The asteroid is hurtling our way at 20,000mph and is expected to “skim past” our planet on Wednesday.
It’s known as 2016 NF23 and measures 500ft in diameter.
That’s bigger than the Great Pyramid of Giza in Egypt which stands at 451ft.
The US space agency NASA has slapped it on its “potentially hazardous asteroid” list.
That’s because it’s expected to pass within 0.03377 astronomical units, or about three million miles, from Earth.
It’s considered close in terms of our galaxy – the Sun is 93million miles away.
NASA classify asteroids as “potentially hazardous” if they are within 4.6million miles of Earth.
And the space agency has finally broken its silence about the huge rock.

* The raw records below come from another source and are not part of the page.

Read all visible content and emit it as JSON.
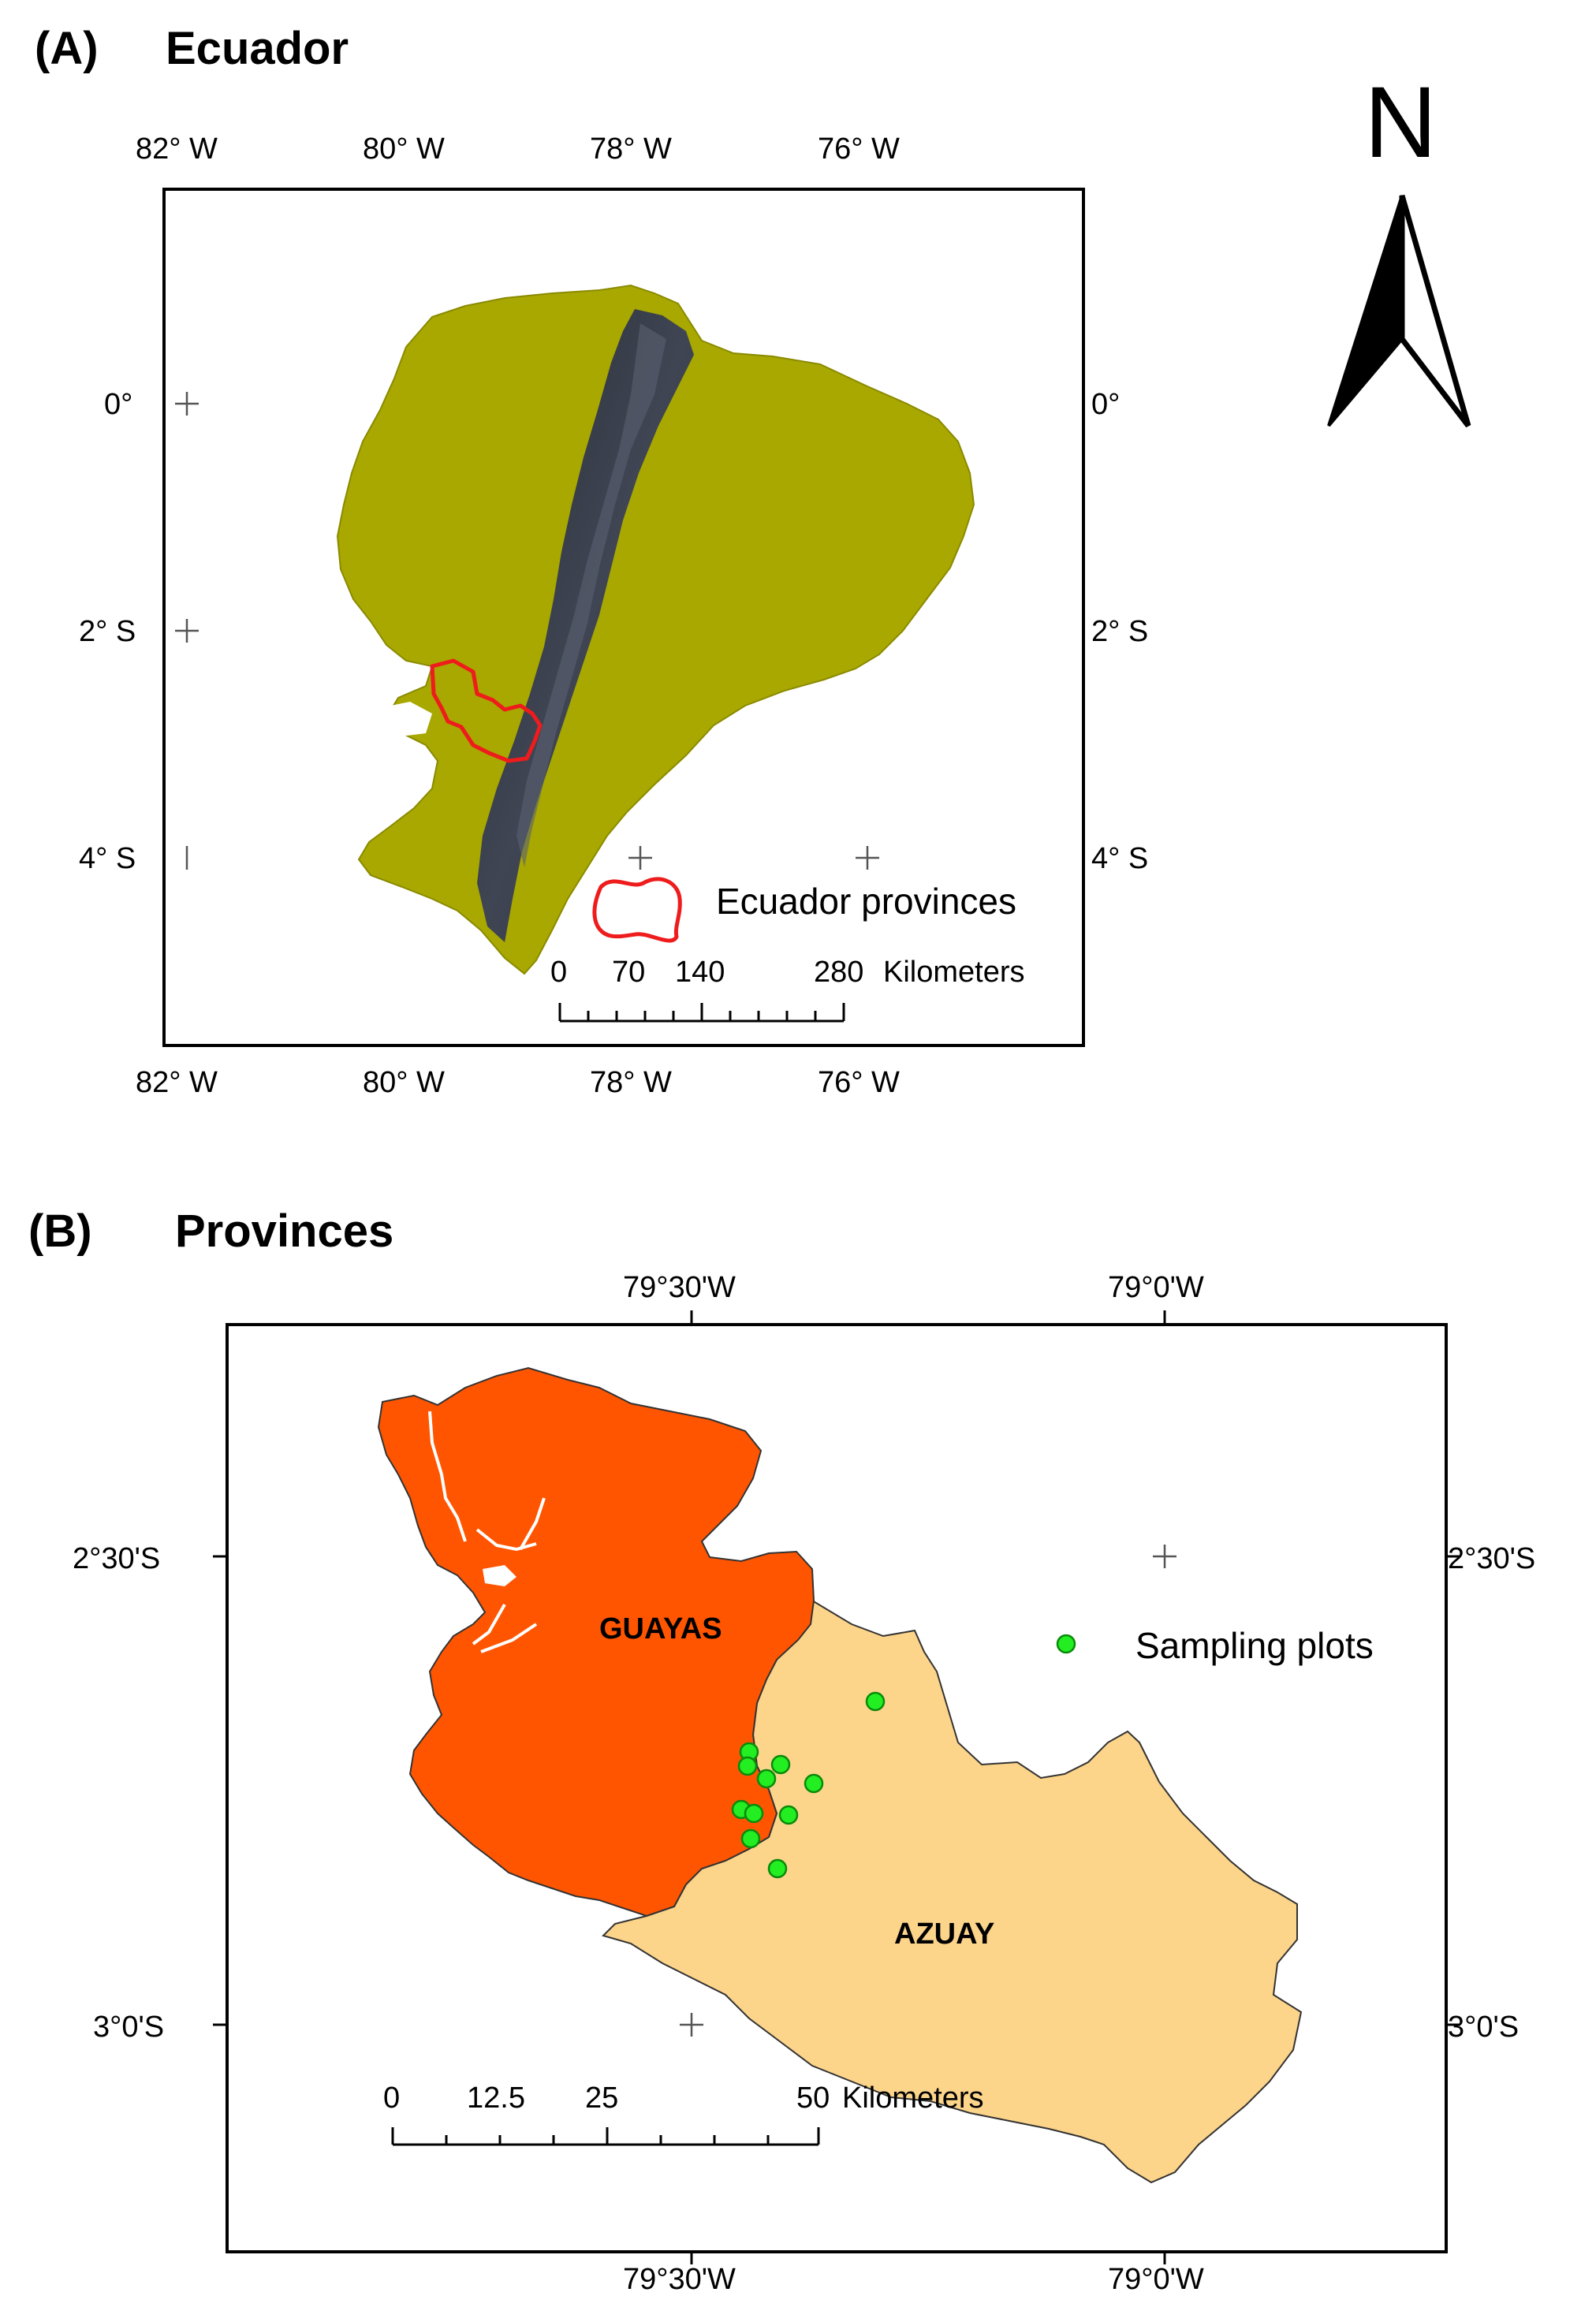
{
  "panel_a": {
    "label": "(A)",
    "title": "Ecuador",
    "top_lon_ticks": [
      "82° W",
      "80° W",
      "78° W",
      "76° W"
    ],
    "bottom_lon_ticks": [
      "82° W",
      "80° W",
      "78° W",
      "76° W"
    ],
    "left_lat_ticks": [
      "0°",
      "2° S",
      "4° S"
    ],
    "right_lat_ticks": [
      "0°",
      "2° S",
      "4° S"
    ],
    "legend_label": "Ecuador provinces",
    "scale_numbers": [
      "0",
      "70",
      "140",
      "280"
    ],
    "scale_unit": "Kilometers",
    "colors": {
      "land": "#a8a800",
      "highland": "#2e3348",
      "outline": "#ee1c1c"
    }
  },
  "north_arrow": {
    "label": "N"
  },
  "panel_b": {
    "label": "(B)",
    "title": "Provinces",
    "top_lon_ticks": [
      "79°30'W",
      "79°0'W"
    ],
    "bottom_lon_ticks": [
      "79°30'W",
      "79°0'W"
    ],
    "left_lat_ticks": [
      "2°30'S",
      "3°0'S"
    ],
    "right_lat_ticks": [
      "2°30'S",
      "3°0'S"
    ],
    "province_names": {
      "guayas": "GUAYAS",
      "azuay": "AZUAY"
    },
    "legend_label": "Sampling plots",
    "scale_numbers": [
      "0",
      "12.5",
      "25",
      "50"
    ],
    "scale_unit": "Kilometers",
    "colors": {
      "guayas": "#ff5500",
      "azuay": "#fcd48a",
      "plots": "#22ee22"
    }
  }
}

Lindley Johnson, a planetary defence officer at Nasa’s Headquarters in Washington, poured cold water on the suggestion the asteroid was dangerous.
He said that it in fact posed no risk.
He told Space.com: “There is absolutely nothing for concern by this pass of 2016 NF23.
“This object is merely designated a Potentially Hazardous Asteroid (PHA) because its orbit over time wings it within five million miles of Earth’s orbit, but there is nothing hazardous to Earth or even unique about this pass of the asteroid.”
This comes as a bus-sized asteroid zoomed past Earth earlier this month in the closest approach of the year.
But despite that, NASA still missed the 15-metre space rock that flew past at 20,636 miles.
The space agency didn’t find the rock until the day after.